La semaine dernière quand j’ai obtenu et jeté un coup d’œil sur les statistiques, vraiment cela donne froid dans le dos. Le rapport fait ressortir que la quantité de drogue saisie était destinée au marché local. à mon avis, il ne faut pas s’arrêter à la commission d’enquête. Il faut voir au-delà. Un drogué doit être traité comme un malade. C’est un malade et nous devons savoir pourquoi il se drogue. Qu’est-ce qui l’attire vers la drogue ? Qu’est-ce qui ne fonctionne pas dans la cellule familiale ? Là où nous pouvons apporter un soutien nous devons le faire.

Que pensez-vous du 9-Year-Schooling?
Nous misons sur une économie de la connaissance et nous sommes en train d’en devenir une. Il est de notre devoir de donner à nos enfants tous les atouts. Nous devons leur donner le temps de réfléchir et le temps de devenir créatifs. Des pays comme la Corée du sud et la Finlande ont montré comment donner l’espace aux enfants. Ces pays ont fait une entrée très forte dans l’économie de la connaissance. Je suis d’avis que tout ce qui est connu comme un système d’éducation ouvert, que ce soit le 9-Year-Schooling ou un autre, a sa place dans le pays.

«En 2018, le bureau de la présidence mettra sur pied un programme pour orienter nos jeunes vers la prévention.»

Vous aviez dénoncé la mauvaise utilisation des réseaux sociaux par les jeunes. Pensez-vous qu’il faut réglementer?
J’ai tout le temps fait ressortir que les réseaux sociaux c’est un outil que vous pouvez utiliser à bon escient ou que vous pouvez utiliser pour détruire. Il faut s’assurer que nous l’utilisons convenablement. Il faut savoir ce que nous postons en ligne et ce que nous partageons sur la toile. Il faut voir s’il faut réglementer. L’Allemagne a déjà commencé à réglementer. Nous devons voir le modèle de l’Allemagne pour éviter la propagation de fausses nouvelles qui encore une fois est dangereuse pour le pays.

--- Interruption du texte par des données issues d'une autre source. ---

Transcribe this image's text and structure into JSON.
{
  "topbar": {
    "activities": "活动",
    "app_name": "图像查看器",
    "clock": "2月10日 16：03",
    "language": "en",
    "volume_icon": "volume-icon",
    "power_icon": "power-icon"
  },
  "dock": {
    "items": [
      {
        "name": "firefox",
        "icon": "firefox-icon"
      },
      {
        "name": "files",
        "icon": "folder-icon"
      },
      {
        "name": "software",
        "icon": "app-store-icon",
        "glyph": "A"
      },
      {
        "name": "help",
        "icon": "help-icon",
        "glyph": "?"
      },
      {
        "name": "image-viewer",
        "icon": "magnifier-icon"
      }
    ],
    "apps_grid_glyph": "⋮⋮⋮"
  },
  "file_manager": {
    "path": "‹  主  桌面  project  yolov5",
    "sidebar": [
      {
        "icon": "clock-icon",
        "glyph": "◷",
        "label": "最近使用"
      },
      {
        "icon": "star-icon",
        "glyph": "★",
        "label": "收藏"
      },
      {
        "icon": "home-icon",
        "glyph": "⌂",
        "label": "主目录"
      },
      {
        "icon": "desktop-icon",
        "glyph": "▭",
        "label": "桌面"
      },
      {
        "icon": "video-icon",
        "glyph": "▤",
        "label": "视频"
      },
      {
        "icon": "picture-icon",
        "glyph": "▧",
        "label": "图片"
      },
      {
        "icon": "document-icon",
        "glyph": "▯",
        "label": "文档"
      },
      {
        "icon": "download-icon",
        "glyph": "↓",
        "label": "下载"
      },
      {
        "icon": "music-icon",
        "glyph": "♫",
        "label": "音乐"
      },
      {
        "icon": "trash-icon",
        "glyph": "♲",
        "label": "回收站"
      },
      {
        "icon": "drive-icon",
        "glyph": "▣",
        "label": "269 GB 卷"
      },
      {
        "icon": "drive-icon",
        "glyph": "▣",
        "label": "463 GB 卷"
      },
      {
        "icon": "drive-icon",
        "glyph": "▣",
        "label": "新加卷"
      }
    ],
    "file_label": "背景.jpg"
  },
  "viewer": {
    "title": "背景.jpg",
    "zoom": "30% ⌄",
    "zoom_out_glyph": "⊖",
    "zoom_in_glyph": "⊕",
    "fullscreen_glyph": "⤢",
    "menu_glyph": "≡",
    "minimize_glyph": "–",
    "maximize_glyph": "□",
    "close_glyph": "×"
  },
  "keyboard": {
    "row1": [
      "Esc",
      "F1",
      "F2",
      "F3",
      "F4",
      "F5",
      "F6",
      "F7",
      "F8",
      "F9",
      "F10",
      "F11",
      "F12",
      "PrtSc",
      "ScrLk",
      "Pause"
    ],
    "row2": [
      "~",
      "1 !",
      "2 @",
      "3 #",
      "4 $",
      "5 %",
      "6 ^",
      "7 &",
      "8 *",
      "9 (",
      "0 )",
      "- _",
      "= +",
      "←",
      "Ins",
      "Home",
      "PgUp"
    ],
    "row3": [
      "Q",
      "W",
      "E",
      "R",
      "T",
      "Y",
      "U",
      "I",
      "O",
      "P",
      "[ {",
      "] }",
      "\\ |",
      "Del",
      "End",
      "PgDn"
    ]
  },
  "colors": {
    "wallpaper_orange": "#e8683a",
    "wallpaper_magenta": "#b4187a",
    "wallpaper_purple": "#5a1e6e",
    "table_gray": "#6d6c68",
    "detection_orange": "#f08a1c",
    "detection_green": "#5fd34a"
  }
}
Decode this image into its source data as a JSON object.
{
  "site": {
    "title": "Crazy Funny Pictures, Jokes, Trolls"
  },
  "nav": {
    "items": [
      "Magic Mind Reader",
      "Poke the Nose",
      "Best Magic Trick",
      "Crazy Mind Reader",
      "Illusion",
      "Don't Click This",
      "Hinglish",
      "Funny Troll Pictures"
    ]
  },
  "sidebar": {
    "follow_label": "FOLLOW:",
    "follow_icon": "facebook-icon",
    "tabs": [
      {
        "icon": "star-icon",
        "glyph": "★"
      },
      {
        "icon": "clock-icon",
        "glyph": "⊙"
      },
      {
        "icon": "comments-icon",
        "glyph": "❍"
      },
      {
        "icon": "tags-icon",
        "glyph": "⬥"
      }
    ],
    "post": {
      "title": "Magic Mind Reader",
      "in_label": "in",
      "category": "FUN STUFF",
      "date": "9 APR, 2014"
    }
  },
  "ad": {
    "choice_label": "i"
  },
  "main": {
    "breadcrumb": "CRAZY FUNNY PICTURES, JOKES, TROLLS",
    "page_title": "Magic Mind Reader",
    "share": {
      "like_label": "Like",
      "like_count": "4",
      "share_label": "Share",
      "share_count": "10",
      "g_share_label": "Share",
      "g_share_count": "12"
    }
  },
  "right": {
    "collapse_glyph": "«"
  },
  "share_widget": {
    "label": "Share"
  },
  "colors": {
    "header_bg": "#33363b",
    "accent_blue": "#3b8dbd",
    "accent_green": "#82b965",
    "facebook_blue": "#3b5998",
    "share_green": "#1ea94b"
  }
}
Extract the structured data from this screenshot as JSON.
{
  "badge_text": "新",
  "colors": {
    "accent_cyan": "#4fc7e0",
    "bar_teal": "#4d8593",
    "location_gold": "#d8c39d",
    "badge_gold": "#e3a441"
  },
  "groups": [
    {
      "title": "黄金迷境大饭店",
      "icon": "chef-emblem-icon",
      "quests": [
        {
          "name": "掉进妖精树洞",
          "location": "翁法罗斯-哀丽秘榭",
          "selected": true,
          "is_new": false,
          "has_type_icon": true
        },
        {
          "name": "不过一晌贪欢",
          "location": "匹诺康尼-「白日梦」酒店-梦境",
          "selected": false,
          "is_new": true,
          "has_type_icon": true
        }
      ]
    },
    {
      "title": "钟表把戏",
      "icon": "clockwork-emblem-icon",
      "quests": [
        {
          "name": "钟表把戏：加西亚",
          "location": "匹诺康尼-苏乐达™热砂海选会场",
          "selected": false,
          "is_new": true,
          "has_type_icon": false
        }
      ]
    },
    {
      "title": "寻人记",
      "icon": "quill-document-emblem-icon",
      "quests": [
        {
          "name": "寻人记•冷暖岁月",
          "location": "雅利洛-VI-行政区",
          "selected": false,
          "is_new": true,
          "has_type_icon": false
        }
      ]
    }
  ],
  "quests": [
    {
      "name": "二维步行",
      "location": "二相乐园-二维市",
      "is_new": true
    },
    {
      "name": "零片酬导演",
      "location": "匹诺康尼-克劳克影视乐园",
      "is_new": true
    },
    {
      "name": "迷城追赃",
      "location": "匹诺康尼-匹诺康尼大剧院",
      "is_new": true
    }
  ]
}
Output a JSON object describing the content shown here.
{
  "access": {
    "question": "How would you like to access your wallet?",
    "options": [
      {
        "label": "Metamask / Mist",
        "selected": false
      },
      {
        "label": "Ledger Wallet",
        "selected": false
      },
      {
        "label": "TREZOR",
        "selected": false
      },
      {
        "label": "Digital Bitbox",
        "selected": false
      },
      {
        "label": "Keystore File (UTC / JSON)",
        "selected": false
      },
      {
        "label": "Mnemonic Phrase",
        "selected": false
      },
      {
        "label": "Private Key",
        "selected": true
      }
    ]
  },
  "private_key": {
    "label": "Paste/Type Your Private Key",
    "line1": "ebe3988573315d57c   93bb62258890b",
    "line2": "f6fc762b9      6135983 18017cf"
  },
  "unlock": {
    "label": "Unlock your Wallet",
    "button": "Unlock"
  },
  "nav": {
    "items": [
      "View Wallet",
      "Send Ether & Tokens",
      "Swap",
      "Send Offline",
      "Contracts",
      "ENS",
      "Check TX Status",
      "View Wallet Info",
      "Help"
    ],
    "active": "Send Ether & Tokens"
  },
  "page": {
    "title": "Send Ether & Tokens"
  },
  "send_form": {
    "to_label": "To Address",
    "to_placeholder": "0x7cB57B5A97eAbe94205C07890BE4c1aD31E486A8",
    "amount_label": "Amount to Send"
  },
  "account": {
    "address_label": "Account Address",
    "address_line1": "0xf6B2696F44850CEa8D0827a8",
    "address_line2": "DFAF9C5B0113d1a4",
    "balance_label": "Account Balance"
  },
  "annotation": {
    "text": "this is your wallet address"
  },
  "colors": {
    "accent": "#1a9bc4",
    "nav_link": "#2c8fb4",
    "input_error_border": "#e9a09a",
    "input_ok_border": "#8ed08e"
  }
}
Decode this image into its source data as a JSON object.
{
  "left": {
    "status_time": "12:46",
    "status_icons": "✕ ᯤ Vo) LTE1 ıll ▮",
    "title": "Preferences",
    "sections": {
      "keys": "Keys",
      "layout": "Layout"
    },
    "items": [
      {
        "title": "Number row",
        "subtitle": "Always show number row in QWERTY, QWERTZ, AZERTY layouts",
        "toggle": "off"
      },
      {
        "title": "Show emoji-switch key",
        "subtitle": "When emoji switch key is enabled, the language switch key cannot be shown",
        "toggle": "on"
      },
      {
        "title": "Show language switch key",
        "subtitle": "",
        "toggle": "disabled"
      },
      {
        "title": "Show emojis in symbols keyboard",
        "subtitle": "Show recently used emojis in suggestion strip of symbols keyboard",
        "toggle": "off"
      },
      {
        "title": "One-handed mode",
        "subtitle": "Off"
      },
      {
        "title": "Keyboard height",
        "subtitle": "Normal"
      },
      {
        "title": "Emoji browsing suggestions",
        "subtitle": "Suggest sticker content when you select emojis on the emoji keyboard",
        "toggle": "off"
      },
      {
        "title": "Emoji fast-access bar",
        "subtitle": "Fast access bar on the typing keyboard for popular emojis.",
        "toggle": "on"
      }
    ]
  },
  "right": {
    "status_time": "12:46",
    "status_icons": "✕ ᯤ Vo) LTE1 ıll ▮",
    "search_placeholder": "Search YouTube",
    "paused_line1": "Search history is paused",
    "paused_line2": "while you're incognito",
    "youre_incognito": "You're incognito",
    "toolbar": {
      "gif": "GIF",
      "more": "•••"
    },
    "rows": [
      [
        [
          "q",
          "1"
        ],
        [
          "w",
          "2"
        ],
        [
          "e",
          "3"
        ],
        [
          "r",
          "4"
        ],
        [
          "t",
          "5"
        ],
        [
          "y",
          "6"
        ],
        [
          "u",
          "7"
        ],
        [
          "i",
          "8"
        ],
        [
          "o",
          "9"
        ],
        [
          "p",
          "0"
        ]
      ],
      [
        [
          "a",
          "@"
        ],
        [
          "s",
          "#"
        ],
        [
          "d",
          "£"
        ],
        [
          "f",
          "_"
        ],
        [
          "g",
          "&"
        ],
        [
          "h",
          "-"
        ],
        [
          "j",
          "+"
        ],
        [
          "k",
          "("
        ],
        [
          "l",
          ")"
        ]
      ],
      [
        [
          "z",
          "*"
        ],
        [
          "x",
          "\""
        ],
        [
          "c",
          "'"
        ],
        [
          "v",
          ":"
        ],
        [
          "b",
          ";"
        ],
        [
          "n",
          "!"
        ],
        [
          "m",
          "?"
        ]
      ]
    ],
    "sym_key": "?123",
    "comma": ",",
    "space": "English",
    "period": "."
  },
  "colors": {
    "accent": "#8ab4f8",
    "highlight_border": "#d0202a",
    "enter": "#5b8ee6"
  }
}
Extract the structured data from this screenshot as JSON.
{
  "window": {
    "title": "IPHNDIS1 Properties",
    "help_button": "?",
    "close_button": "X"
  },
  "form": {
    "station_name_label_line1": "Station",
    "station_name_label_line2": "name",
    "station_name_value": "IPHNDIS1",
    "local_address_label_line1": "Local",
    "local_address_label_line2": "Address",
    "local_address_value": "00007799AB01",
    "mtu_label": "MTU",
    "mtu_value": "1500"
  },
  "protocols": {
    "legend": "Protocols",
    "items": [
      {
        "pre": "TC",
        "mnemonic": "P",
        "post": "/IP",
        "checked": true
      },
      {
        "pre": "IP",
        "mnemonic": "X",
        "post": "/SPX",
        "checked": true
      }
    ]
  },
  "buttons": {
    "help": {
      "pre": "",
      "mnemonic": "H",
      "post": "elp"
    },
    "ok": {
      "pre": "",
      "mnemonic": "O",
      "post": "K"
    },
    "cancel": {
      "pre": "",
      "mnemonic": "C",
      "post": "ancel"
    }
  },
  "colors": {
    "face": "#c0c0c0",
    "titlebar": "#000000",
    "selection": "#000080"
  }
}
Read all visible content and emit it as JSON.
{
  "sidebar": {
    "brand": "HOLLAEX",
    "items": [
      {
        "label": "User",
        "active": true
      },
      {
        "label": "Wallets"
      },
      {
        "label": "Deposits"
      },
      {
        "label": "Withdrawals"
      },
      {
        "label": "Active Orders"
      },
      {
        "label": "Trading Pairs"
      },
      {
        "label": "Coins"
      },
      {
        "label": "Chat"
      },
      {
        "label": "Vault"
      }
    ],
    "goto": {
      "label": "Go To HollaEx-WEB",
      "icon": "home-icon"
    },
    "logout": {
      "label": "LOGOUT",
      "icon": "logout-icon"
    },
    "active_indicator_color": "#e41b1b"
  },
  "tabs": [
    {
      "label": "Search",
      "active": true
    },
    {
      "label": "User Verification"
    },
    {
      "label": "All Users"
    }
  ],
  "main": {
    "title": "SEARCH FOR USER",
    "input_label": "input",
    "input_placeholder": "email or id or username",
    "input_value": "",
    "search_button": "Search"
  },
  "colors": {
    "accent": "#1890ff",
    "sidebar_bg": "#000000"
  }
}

Sous quel signe placez-vous l’île Maurice en 2018?
Comme présidente, je voudrais voir se développer une île Maurice inclusive. Je continuerai dans cette voie pour promouvoir notre pays sur la scène internationale à travers plus d’ouvertures car notre pays mérite une présence plus prononcée sur la scène internationale. D’ailleurs, mon rôle comme présidente c’est de faire rayonner le pays partout dans le monde. Je continuerai à faire venir des conférenciers  pour discourir sur des thèmes très importants. Au mois de février 2018, un éminent professeur de Cambridge sera à Maurice. Je ne cesserai pas d’œuvrer à la consolidation du tissu social et l’avancement économique.

Quel est votre message à nos lecteurs?
Pour la population en général, je lui dirai de développer une culture de travail et être plus disciplinée. Nous devons montrer du respect aux autres. Quand je suis sur la route, je vois des automobilistes inconscients rouler à tombeau ouvert. Ils mettent la vie d’autrui en danger. C’est le signe d’un manque de respect envers autrui. Continuons à respecter nos voisins, continuons dans notre diversité, continuons la main dans la main  pour construire le pays et la société mauricienne.